Tumori pediatrici: dai sintomi alla cura

Tumori pediatrici: dai sintomi alla cura

Ripercorriamo con Maura Massimino il lungo percorso che accompagna i bambini malati di tumore dalla diagnosi alla terapia.

Solo in Italia, sono circa 1.500 nella fascia d’età tra 0 e 14 anni e 900 tra i 15 e 18 anni, i bambini e gli adolescenti che ogni anno si ammalano di un tumore, cioè di un linfoma oppure di un tumore solido, o di leucemia. Ma come si arriva alla diagnosi? E quali sono le problematiche che ci sono ancora oggi? Lo abbiamo chiesto a Maura Massimino, Direttore della Struttura Complessa Pediatria Oncologica dell’Istituto Nazionale dei Tumori di Milano.

Dottoressa Massimino, come si arriva alla diagnosi?

Il più delle volte il bambino o l’adolescente giungono a noi attraverso il pronto soccorso. I disturbi non sono quasi mai ben definiti e il ricorso al pronto soccorso diventa inevitabile quando la febbre si protrae nonostante le cure, oppure c’è un mal di testa persistente, o ancora, un dolore a un braccio o a una gamba che si protrae da troppo tempo. Questo ritardo diagnostico quasi sempre non turba la prognosi, ma di certo è una sofferenza che coinvolge tutta la famiglia.

Come avviene la presa in carico?

Come dicevo prima, arrivano da noi spesso con una diagnosi già completa, perché condividiamo il percorso fin da subito. Mi spiego. Se il dolore all’arto fa sospettare un sarcoma e il bambino oppure l’adolescente, è ricoverato in una struttura ortopedica, aspettiamo che venga effettuata la biopsia e poi, in caso di diagnosi positiva, lo accogliamo nel nostro reparto. Diciamo che attorno al paziente inizia fin da subito ad agire un team multidisciplinare, ancora prima di conoscerlo.

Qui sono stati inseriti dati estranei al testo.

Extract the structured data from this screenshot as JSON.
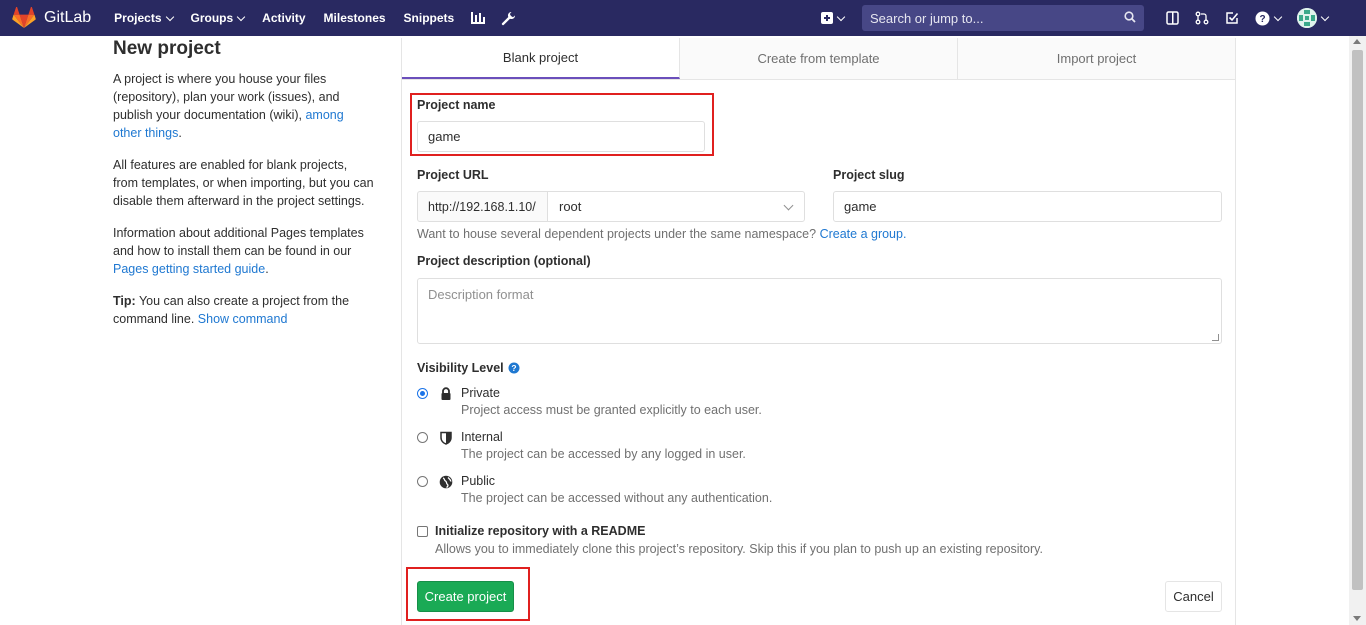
{
  "navbar": {
    "brand": "GitLab",
    "links": [
      {
        "label": "Projects",
        "dropdown": true
      },
      {
        "label": "Groups",
        "dropdown": true
      },
      {
        "label": "Activity",
        "dropdown": false
      },
      {
        "label": "Milestones",
        "dropdown": false
      },
      {
        "label": "Snippets",
        "dropdown": false
      }
    ],
    "search_placeholder": "Search or jump to...",
    "icons": [
      "chart-icon",
      "wrench-icon",
      "plus-square-icon",
      "sidebar-icon",
      "merge-request-icon",
      "todo-icon",
      "help-icon",
      "avatar"
    ]
  },
  "sidebar": {
    "title": "New project",
    "p1_text": "A project is where you house your files (repository), plan your work (issues), and publish your documentation (wiki),",
    "p1_link": "among other things",
    "p1_end": ".",
    "p2_text": "All features are enabled for blank projects, from templates, or when importing, but you can disable them afterward in the project settings.",
    "p3_text": "Information about additional Pages templates and how to install them can be found in our",
    "p3_link": "Pages getting started guide",
    "p3_end": ".",
    "tip_label": "Tip:",
    "tip_text": "You can also create a project from the command line.",
    "tip_link": "Show command"
  },
  "tabs": [
    {
      "label": "Blank project",
      "active": true
    },
    {
      "label": "Create from template",
      "active": false
    },
    {
      "label": "Import project",
      "active": false
    }
  ],
  "form": {
    "project_name_label": "Project name",
    "project_name_value": "game",
    "project_url_label": "Project URL",
    "url_prefix": "http://192.168.1.10/",
    "namespace": "root",
    "project_slug_label": "Project slug",
    "project_slug_value": "game",
    "namespace_help": "Want to house several dependent projects under the same namespace?",
    "namespace_help_link": "Create a group.",
    "description_label": "Project description (optional)",
    "description_placeholder": "Description format",
    "visibility_label": "Visibility Level",
    "visibility_options": [
      {
        "title": "Private",
        "desc": "Project access must be granted explicitly to each user.",
        "checked": true,
        "icon": "lock-icon"
      },
      {
        "title": "Internal",
        "desc": "The project can be accessed by any logged in user.",
        "checked": false,
        "icon": "shield-icon"
      },
      {
        "title": "Public",
        "desc": "The project can be accessed without any authentication.",
        "checked": false,
        "icon": "globe-icon"
      }
    ],
    "readme_label": "Initialize repository with a README",
    "readme_desc": "Allows you to immediately clone this project’s repository. Skip this if you plan to push up an existing repository.",
    "create_button": "Create project",
    "cancel_button": "Cancel"
  },
  "colors": {
    "navbar": "#292961",
    "primary_button": "#1aaa55",
    "link": "#1f78d1",
    "highlight": "#e0201f"
  }
}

Di solito quando si entra in ospedale viene compilata una scheda: succede anche per i vostri pazienti?

È più ampia. Come per gli adulti, c’è una parte di anamnesi che comprende anche domande relative a casi precedenti in famiglia, com’è stata la gravidanza, se c’è stato o meno l’allattamento al seno. A queste informazioni, se ne aggiungono altre che riguardano la sfera sociale ed affettiva, come i rapporti con gli altri bambini, la scuola, lo sport. Sono notizie importanti, che ci aiutano soprattutto durante i periodi di ricovero a far sì che si creino con l’équipe e tra i pazienti stessi quei rapporti di fiducia, di collaborazione e di affetto che rappresentano una sferzata di energia durante le terapie.


C’è anche un supporto psicologico?

Certamente, sono psicologi clinici che seguono genitori e bambini. Sono figure diverse, divise per fasce d’età, con specializzazioni differenti. Sono importanti: ricordiamoci sempre che noi non abbiamo un paziente ma almeno tre, il malato e i suoi genitori.

Non abbiamo parlato del pediatra e del medico di famiglia, qual è il loro ruolo?

Spesso inesistente e questa è la grande spina del fianco. Raramente riceviamo la telefonata del medico curante durante il ricovero del loro assistito ed è altrettanto raro che seguano il paziente dopo la dimissione dall’ospedale. E così, continuiamo a essere noi le loro figure di riferimento, per le vaccinazioni, se si ammalano di Covid e persino quando i genitori hanno dubbi, come l’acquisto o meno di un animale da compagnia. C’è un po’ la sensazione che il paziente e la sua malattia vengano scaricati allo specialista. Eppure sarebbe un’opportunità per imparare che esistono le malattie oncologiche. Se calcoliamo che il pediatra di famiglia vede circa 5 pazienti in tutta la sua carriera e che quei 5 vengano così poco considerati, mi dispiace.

Qual è il suo appello?

È importante che si sappia sempre di più che esistono anche i pazienti oncologici pediatrici. E potenziare le informazioni sulle reti oncologiche dedicate. È necessaria anche una maggiore presenza da parte del medico di famiglia, perché come dicevo prima, quando si ammalano questi pazienti diventano inesistenti. E di tumori pediatrici bisogna parlarne nei corsi universitari, durante la specializzazione, cosa che ad oggi avviene ancora in maniera molto limitata.